Having systems that can survive randomly shutting down critical services is the definition of high levels of automation. This means that the entire landscape of systems must follow strict automated processes, including environment management, configuration, deployments, monitoring, compliance, optimization, and even predictive analytics. Chaos Monkey went on to inspire many other tools that all fall into the Simian Army toolset. The full suite of the Simian Army is:
- Latency Monkey: Induces artificial delays into RESTful calls to similar service degradation
- Conformity Monkey: Finds instances that do not adhere to predefined best practices and shuts them down
- Doctor Monkey: Taps into health checks that run on an instance to monitor external signs of health
- Janitor Monkey: Searches for unused resources and disposes of them
- Security Monkey: Finds security violations and vulnerabilities and terminates offending instances
- 10-18 Monkey: Detects configuration and runtime problems in specific geographic regions
- Chaos Gorilla: Similar to Chaos Monkey, but simulates an entire outage of AWS available zones
However, they didn't stop there. They also created a cloud wide telemetry and monitoring platform known as Atlas (https://medium.com/netflix-techblog/introducing-atlas-netflixs-primary-telemetry-platform-bd31f4d8ed9a), which is responsible of capturing all-time series data. The primary goal for Atlas is to support queries over dimensional time series data so they can drill down into problems as quickly as possible. This tool satisfies the logging aspect of the twelve-factor app design, and allows them to have enormous amounts of data and events to analyze and take action on before they become customer-impacting. In addition to Atlas, in 2015 Netflix released a tool called Spinnaker (https://www.spinnaker.io/), which is an open source, multi-cloud, continuous delivery platform for releasing software changes with high velocity and confidence. Netflix is constantly updating and releasing additional automation tools that help them manage, deploy, and monitor all their services, using globally distributed AWS regions and, in some cases, using other cloud vendor services.

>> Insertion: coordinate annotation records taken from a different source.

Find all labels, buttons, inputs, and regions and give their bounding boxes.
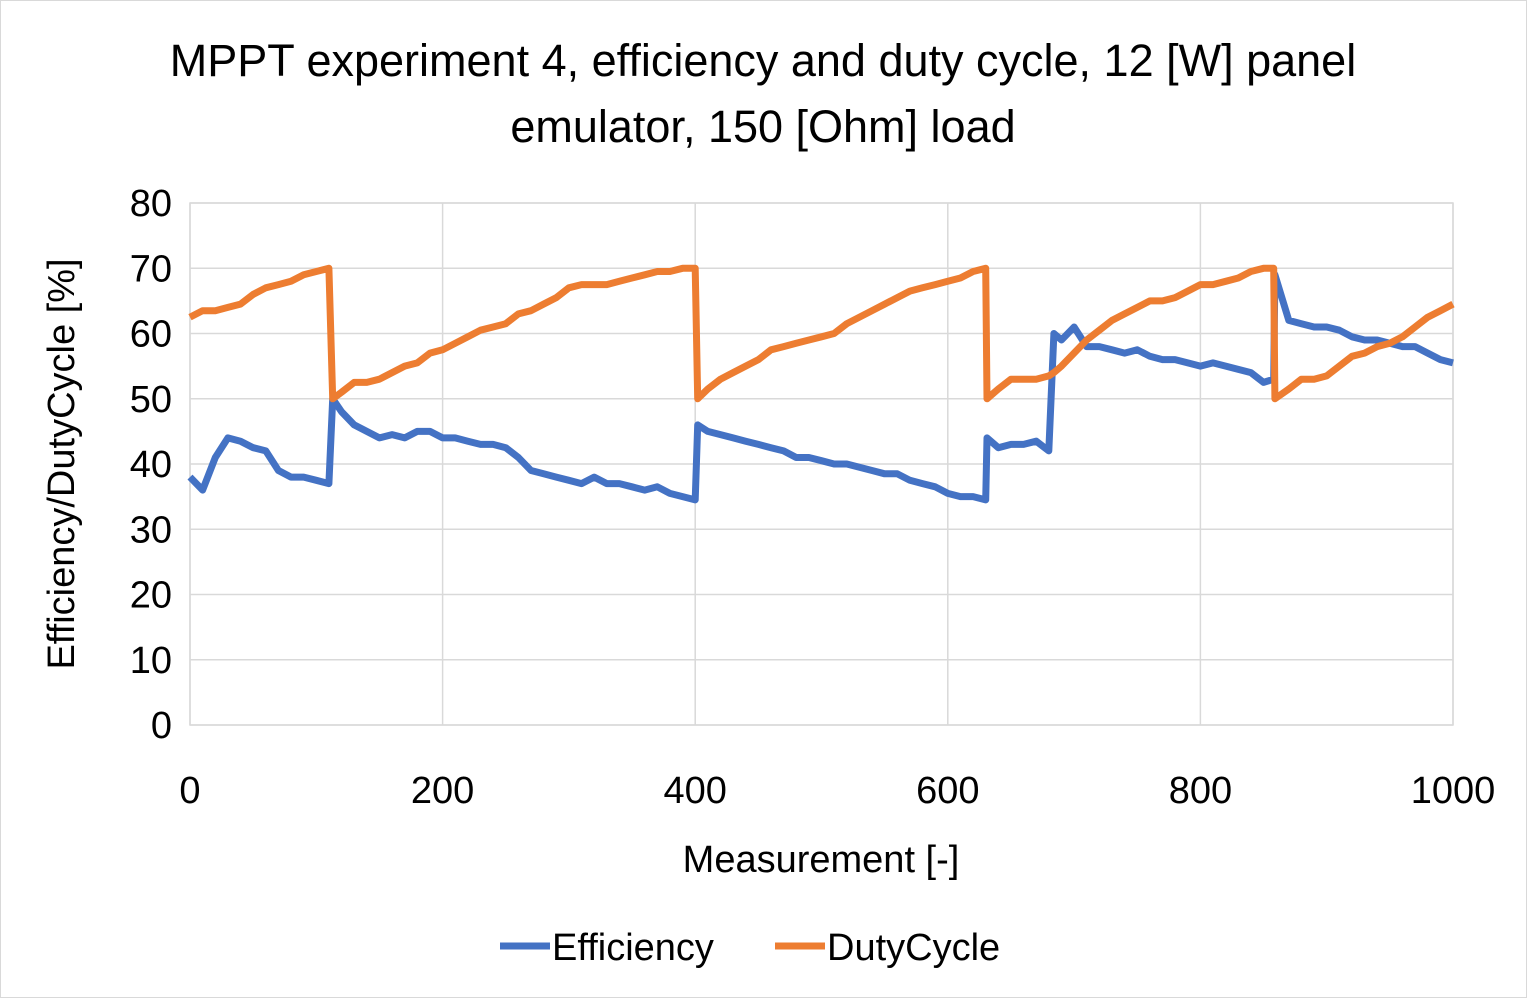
x-axis-title: Measurement [-]: [683, 839, 960, 881]
x-tick-label: 0: [179, 770, 200, 812]
y-tick-label: 80: [130, 183, 172, 225]
x-tick-label: 200: [411, 770, 474, 812]
y-tick-label: 20: [130, 575, 172, 617]
data-line: [188, 264, 1455, 403]
y-tick-label: 50: [130, 379, 172, 421]
data-line: [187, 271, 1454, 504]
y-axis-title: Efficiency/DutyCycle [%]: [41, 258, 83, 669]
y-tick-label: 30: [130, 509, 172, 551]
legend-label: Efficiency: [552, 927, 714, 969]
x-tick-label: 600: [916, 770, 979, 812]
y-tick-label: 40: [130, 444, 172, 486]
x-tick-label: 1000: [1411, 770, 1496, 812]
x-tick-label: 400: [663, 770, 726, 812]
y-tick-label: 10: [130, 640, 172, 682]
chart-title: MPPT experiment 4, efficiency and duty c…: [169, 35, 1357, 152]
y-tick-label: 60: [130, 314, 172, 356]
plot-border: [189, 202, 1454, 726]
y-tick-label: 70: [130, 248, 172, 290]
y-tick-label: 0: [151, 705, 172, 747]
legend-label: DutyCycle: [827, 927, 1000, 969]
x-tick-label: 800: [1169, 770, 1232, 812]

Netflix has been automating everything in their environment for almost as long as they have been migrating workloads to the cloud. Today, they rely on those tools to ensure their global network is functioning properly and serving their customers. Therefore, they would fall on the highly mature level of the automation axis.
In this chapter, we defined exactly what a cloud native is and what areas of focus are required to develop a mature cloud native architecture. Using a CNMM, we identified that all architectures will have three design principles: cloud services adoption, degree of automation, and application-centric design. These principles are used to gauge the maturity of the components of the architecture, as it relates to them and where they fall on their own spectrum. Finally, we broke down what a cloud native journey is for a company, how they make the cloud-first decision, how they change their people, process, and technology, how they create a cloud-operating environment, and finally, how a company would migrate or redesign their workloads to be in the cloud-first world they have created.
In the next chapter, we will start out with a deep dive into the cloud adoption framework, and understand the cloud journey that a company undertakes in more detail by looking into the seven pillars of the framework. We will understand migrations and the greenfield development of the journey, and we will finish with the security and risk that come along with the adoption of the cloud.